Why would someone write about their own dull, everyday existence? Well, it’s what Harvey knows. And shouldn’t he have an outlet? Shouldn’t he be able to express himself? Isn’t that what millions of blogs on the internet provide?
And Harvey was moderately successful. He’d never compete with Batman, but he didn’t do too badly. And some consider his comics, especially the ones that he wrote with his wife about his struggle with cancer, to be art.
And why shouldn’t they be? In a sense, shouldn’t every life be made into a movie, or turned into a novel or made into a concept album? Every life has its mysteries and it’s connection with the common person. Every life is unique and the same. Every life has its moments of hilarity and of tragedy. Every life has the potential of being powerful, communicate deep messages and being a moral tale.

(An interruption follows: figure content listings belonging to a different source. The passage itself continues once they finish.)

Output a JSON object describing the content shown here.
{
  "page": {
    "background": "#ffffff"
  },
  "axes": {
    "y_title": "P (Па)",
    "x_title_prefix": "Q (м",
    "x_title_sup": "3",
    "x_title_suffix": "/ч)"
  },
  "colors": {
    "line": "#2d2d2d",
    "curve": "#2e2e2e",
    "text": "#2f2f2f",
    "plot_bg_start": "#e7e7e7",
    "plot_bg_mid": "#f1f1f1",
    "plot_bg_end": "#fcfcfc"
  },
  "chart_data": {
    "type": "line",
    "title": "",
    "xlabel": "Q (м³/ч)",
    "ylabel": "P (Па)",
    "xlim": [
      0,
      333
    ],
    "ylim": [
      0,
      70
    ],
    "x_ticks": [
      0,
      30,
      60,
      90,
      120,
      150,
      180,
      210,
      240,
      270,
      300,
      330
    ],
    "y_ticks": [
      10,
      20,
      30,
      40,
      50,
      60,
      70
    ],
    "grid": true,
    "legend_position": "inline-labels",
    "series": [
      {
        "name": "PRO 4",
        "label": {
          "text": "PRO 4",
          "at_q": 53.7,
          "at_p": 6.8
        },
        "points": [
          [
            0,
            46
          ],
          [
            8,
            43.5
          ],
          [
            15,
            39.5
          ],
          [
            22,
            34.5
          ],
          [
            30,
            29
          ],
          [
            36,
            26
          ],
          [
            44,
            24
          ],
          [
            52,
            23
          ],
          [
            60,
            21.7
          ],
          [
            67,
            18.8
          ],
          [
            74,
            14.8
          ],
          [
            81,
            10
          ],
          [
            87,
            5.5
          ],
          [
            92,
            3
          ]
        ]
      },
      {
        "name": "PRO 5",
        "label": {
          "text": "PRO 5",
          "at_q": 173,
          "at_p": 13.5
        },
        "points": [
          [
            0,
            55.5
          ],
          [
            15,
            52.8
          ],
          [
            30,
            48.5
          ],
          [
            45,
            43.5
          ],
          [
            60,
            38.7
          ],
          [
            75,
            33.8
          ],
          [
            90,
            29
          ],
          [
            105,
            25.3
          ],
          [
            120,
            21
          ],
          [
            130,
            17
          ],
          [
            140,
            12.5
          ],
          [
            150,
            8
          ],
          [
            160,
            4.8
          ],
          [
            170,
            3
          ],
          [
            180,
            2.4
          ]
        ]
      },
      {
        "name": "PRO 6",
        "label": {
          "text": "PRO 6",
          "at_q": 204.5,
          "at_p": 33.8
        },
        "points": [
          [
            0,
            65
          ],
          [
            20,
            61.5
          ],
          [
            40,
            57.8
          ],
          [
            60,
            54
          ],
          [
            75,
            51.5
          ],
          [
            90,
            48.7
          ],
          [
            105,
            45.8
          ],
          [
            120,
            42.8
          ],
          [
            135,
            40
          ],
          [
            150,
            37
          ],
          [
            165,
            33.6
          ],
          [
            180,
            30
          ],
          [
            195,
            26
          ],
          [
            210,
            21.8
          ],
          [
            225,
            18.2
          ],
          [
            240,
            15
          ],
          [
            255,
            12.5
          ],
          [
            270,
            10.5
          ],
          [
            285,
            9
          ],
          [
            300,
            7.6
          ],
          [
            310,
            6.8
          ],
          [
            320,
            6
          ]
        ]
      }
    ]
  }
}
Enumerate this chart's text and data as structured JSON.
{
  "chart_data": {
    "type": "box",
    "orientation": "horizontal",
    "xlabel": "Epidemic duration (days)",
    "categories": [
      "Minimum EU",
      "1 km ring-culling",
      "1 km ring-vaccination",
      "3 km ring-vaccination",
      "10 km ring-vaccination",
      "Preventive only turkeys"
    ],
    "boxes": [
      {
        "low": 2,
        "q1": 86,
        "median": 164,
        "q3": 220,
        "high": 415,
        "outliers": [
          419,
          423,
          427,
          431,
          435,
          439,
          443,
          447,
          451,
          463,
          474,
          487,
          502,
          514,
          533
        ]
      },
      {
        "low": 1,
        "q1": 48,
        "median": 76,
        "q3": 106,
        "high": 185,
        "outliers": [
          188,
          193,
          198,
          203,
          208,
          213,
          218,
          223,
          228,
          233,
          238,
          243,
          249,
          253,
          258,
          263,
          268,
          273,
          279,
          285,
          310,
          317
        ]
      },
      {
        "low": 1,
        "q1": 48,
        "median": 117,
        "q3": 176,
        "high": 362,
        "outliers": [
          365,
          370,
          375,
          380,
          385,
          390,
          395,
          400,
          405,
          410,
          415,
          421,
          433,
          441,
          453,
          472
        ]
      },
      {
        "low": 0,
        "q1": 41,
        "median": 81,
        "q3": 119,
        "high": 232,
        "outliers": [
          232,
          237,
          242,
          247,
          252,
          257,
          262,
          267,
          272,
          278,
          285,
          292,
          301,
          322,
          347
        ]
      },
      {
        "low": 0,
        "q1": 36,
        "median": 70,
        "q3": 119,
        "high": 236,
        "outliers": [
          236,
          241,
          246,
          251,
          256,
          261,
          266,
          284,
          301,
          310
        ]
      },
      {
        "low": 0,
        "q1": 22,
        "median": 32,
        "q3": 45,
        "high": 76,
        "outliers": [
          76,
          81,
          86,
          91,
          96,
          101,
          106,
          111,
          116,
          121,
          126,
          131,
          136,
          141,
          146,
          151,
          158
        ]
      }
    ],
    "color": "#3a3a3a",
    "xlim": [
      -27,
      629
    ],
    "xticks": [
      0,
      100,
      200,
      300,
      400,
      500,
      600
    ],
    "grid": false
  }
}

If Harvey could take his life and turn it into art, then more power to him. And why shouldn’t the rest of us?
Live art and turn that life into art you share with others.
Fun Fact: After the film was released, Harvey wrote another comic book called American Splendor: Our Movie Year. Interesting follow up to the movie about how an average guy can get lost in the whirlwind that is movie marketing.